There are several ways in which you can get help and support for potential substance addictions such as drugs or alcohol issues, or behavioural addictions such as food, gambling, sex or pornography. It is strongly advised not to prolong seeking help for addiction so that it may be treated earlier thus reducing the impact on your life.
Once you have identified that you are struggling with a dependency or an addiction, or indeed any unhealthy behaviour, it may feel daunting and confusing knowing where to start to get help. It might help to think about the personal challenge ahead as simply creating a new and healthier lifestyle for a brighter, more balanced future.
- Invest in yourself – practising self-care, compassion, acceptance, mindfulness and self-love helps promote deep emotional healing. Investing in yourself on an emotional, physical, mental and spiritual level promotes wellness and a stronger sense of self-realisation. Find activities and past times which you enjoy to help you relax and unwind and engage in experiences that bring you a sense of happiness and laughter.
- Stay committed – try, try and keep on trying!!! Remember you are working towards a happier & healthier lifestyle. By staying focused on changing your overall perspective on life, you are recommitting to what you can control, not on what you have to give up.
- Take control – make clear conscious decisions and follow through with actions to get the help you need. Simply thinking or ‘trying’ to stop is not always enough, you need actions, targets and goals. Write a list of your bad habits and behaviours that are taking over your life and identify how you can help yourself to overcome them.
- Talk – try talking to your partner, family, close friends or Helpline counsellor about your feelings, emotions and concerns. This may feel daunting at first but it can help you break the cycle of secrecy and isolation. It’s possible they are concerned about you already and want to help you get the support you need. Communication is Key!
- Personal therapy – seek a qualified counsellor in your area through your helpline service so that you can speak to someone in confidence about your problematic behaviour.

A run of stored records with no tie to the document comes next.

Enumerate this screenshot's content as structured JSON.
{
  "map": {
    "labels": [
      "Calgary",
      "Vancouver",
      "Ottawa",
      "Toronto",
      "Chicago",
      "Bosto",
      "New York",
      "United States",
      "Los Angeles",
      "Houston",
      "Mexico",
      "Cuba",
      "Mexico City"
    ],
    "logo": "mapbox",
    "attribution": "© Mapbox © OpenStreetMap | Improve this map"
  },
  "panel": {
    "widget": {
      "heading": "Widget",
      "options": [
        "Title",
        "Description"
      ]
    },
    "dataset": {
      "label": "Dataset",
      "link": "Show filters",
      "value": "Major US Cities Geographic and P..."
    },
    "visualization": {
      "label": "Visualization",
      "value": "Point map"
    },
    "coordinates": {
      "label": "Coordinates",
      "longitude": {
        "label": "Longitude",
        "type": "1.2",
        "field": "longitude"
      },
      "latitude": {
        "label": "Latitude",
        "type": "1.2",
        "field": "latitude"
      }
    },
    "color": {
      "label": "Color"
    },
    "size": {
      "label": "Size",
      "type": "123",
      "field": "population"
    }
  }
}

It may be beneficial to find a therapist that specialises in your particular issue, ie, drugs, alcohol, food, sex, etc.
- Visit your General Practitioner (GP) – speak to your GP about any problems you may be experiencing. Your GP may refer you to a mental health professional such as a psychologist, psychotherapist or an addiction centre. While this may be an uncomfortable conversation for you in the short term, it will be beneficial in the long term. Your GP is trained to help you discuss uncomfortable personal issues and is a reliable source of information.
- Educate yourself – find out more about the causes, symptoms and behaviour you are struggling to manage and what possible interventions and support might work. There are vast amounts of websites dedicated to mental health and addiction or pop into your local library to access free resources. Reading can help empower you to access the support you need and identify how to deal which your addiction. Knowledge is Power!
- Healthcare providers – if you have private health care insurance, speak to them to find out if your policy covers you for counselling, psychological services, psychologists fees or addiction treatment centres and ask them how you may go about accessing them.
- Group support – there are many support groups with daily meetings helping people struggling with addiction. Many people instantly rule out going to a support group but it is recommended that you give these a chance before you decide to rule them out. Try to attend at least 6 meetings before you decide whether or not you find them beneficial.
- Addiction Treatment Centres – contact your local addiction centre and find out if they provide any support services which may be relevant to you, these may be residential, outpatient or drop-in services. Many provide treatment for gambling, food, sex addiction and substance and alcohol dependencies.
- Local support groups – local community centres and organisations provide free or low-cost counselling services or group support. You may need to register to go on a waiting list and be referred to a support worker in the organisation. Go online and found out what’s available in your local community and drop into them the next chance you get.
- Religious organisations – if you are part of a religious congregation, very often there is a local priest, pastor, spiritual advisor or counsellor available to provide a comforting ear and support during your times of need. Many people can find emotional support and guidance within their congregation and through their faith.